Она визжит совершенно невоспитанно, кидаясь ему на шею. Он смеется, обнимает ее в ответ, и не отпускает, не убедившись предварительно, что она на полу стоит твердо. Мелочь, а приятно.
– Ладно, красавица, – он ее в висок куда-то чмокает, – давай, выбирай, какое платье хочешь. Я месяца два придумывал, что тебе пошло бы лучше всего и как это сшить, так что хоть одно тебе обязано понравиться.
– Бедный и несчастный какой, страдал, ночи не спал, все для меня наряды придумывал, – подкалывает она его незлобиво, отступая от него к столу. Там листов двадцать, не меньше, и остается только подивиться тому, как все продумано и прорисовано. Щеки заливает румянец – неужели он правда для нее так старался? Саша головой встряхивает, заставляет себя отмести слишком лестные мысли. Они до добра не доведут, это как пить дать.
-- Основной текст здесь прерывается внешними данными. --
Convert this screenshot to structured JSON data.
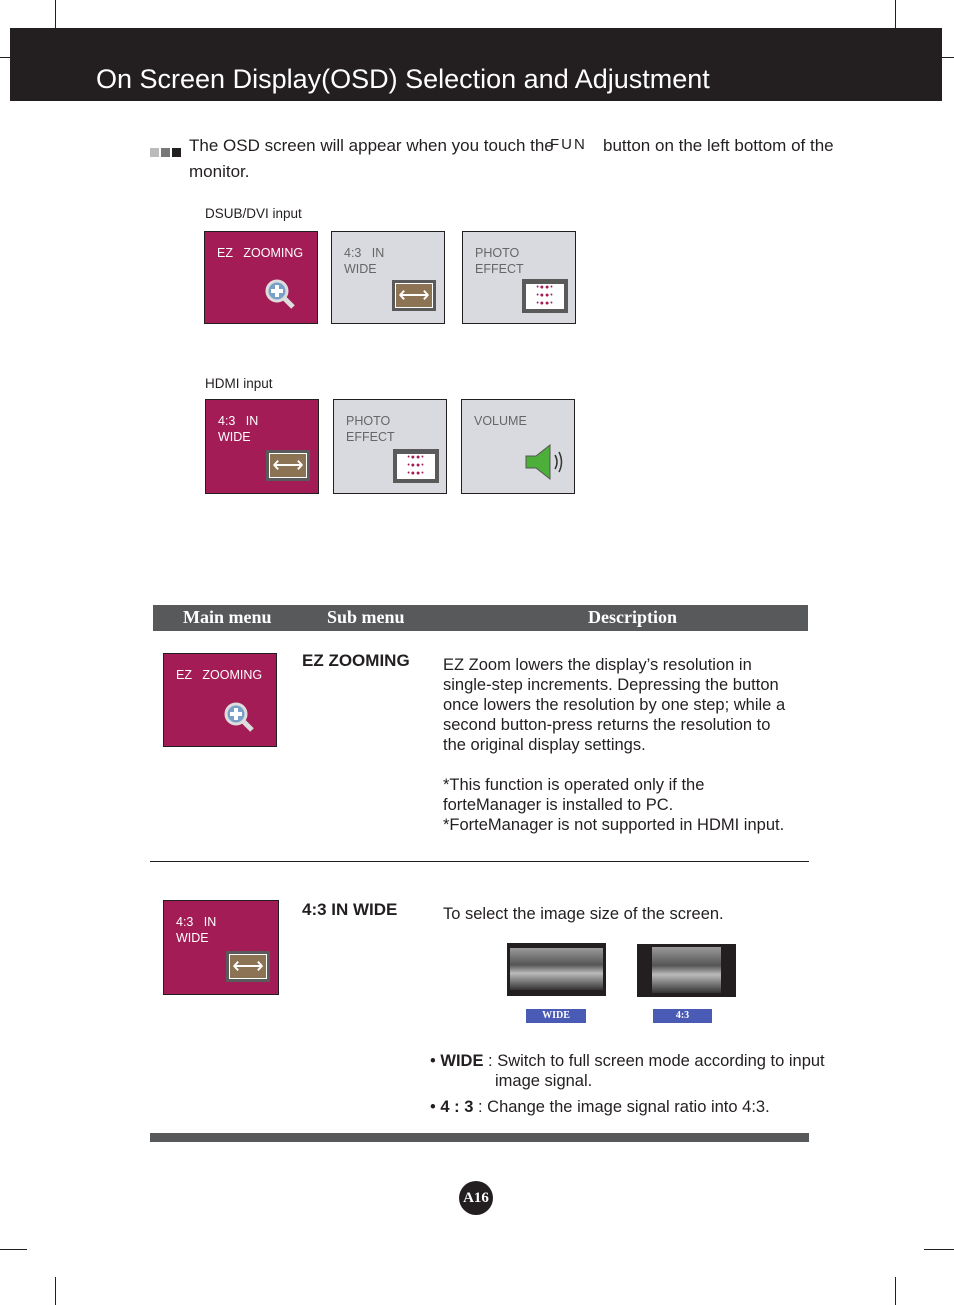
{
  "header": {
    "title": "On Screen Display(OSD) Selection and Adjustment"
  },
  "intro": {
    "text_before": "The OSD screen will appear when you touch the",
    "button_glyph": "FUN",
    "text_after": "button on the left bottom of the",
    "text_line2": "monitor."
  },
  "dsub": {
    "label": "DSUB/DVI input",
    "tiles": [
      {
        "text": "EZ   ZOOMING",
        "icon": "magnifier-plus-icon"
      },
      {
        "text": "4:3   IN\nWIDE",
        "icon": "double-arrow-icon"
      },
      {
        "text": "PHOTO\nEFFECT",
        "icon": "dots-pattern-icon"
      }
    ]
  },
  "hdmi": {
    "label": "HDMI input",
    "tiles": [
      {
        "text": "4:3   IN\nWIDE",
        "icon": "double-arrow-icon"
      },
      {
        "text": "PHOTO\nEFFECT",
        "icon": "dots-pattern-icon"
      },
      {
        "text": "VOLUME",
        "icon": "speaker-icon"
      }
    ]
  },
  "table": {
    "headers": [
      "Main menu",
      "Sub menu",
      "Description"
    ],
    "rows": [
      {
        "tile_text": "EZ   ZOOMING",
        "sub": "EZ ZOOMING",
        "desc": "EZ Zoom lowers the display’s resolution in\nsingle-step increments. Depressing the button\nonce lowers the resolution by one step; while a\nsecond button-press returns the resolution to\nthe original display settings.\n\n*This function is operated only if the\nforteManager is installed to PC.\n*ForteManager is not supported in HDMI input."
      },
      {
        "tile_text": "4:3   IN\nWIDE",
        "sub": "4:3 IN WIDE",
        "desc": "To select the image size of the screen.",
        "images": [
          "WIDE",
          "4:3"
        ],
        "bullets": [
          {
            "key": "WIDE",
            "text": " : Switch to full screen mode according to input",
            "cont": "image signal."
          },
          {
            "key": "4 : 3",
            "text": " : Change the image signal ratio into 4:3."
          }
        ]
      }
    ]
  },
  "page_number": "A16",
  "colors": {
    "accent": "#a31c55",
    "header": "#231f20",
    "tag": "#4a5bb5"
  }
}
Один за другим, она перекладывает листы, складывает аккуратной стопочкой – это он в их тандеме хаотичный творец, она скорее педантичная и упорядоченная – пока не натыкается на рисунок, который из рук выпускать не хочется. Платье там самое простое и обычное, но элегантное до жути. Спина почти оголена, пересеченная лишь парой перекрещенных лямок, явно широкая юбка без какой-либо поддержки просто спадает вниз складками – Саша прикрывает глаза и будто видит его перед собой. И ей это нравится.
– Вот это хочу, – она листок Ване протягивает, вздрагивает когда кончики их пальцев чуть соприкасаются, но смотрит упорно на него, на его лицо. На реакцию. Он улыбается довольно, будто она какое-то его ожидание оправдала. – Ты мне его правда сошьешь?
– Красное, – отвечает он, будто бы и не на ее вопрос, но ей понятно сразу. Правда сошьет. И у нее будет самое лучшее платье на этом выпускном. Лучше чем у любой выпускницы и в школе, и в области, и в стране. Потому что, думает она, ни у кого другого не будет платья, что сшил бы Ваня. Он пусть и начинающий, пусть и недоучка, но она в его талант верит, как и в то, что он будет стараться ради нее. Не вздрогнуть снова сложно, когда он, подхватив несколько лоскутов со стола, цепляет ее за руку и прикладывает ткань к коже. – Тебе какой оттенок нравится?
– Доверяюсь твоему вкусу, – отшучивается она. Как можно так реагировать на него спустя несколько лет жизни в одном доме, она правда не понимает. Может быть, поймет когда-нибудь. Когда это пройдет – если пройдет. И почему-то ее не удивляет, когда Ваня откладывает ткань обратно, оставляя только самую яркую. Алую.
– Вот в этом точно самой красивой будешь, – он смеется. – Мне теперь надо будет с тебя мерки снять, ладно?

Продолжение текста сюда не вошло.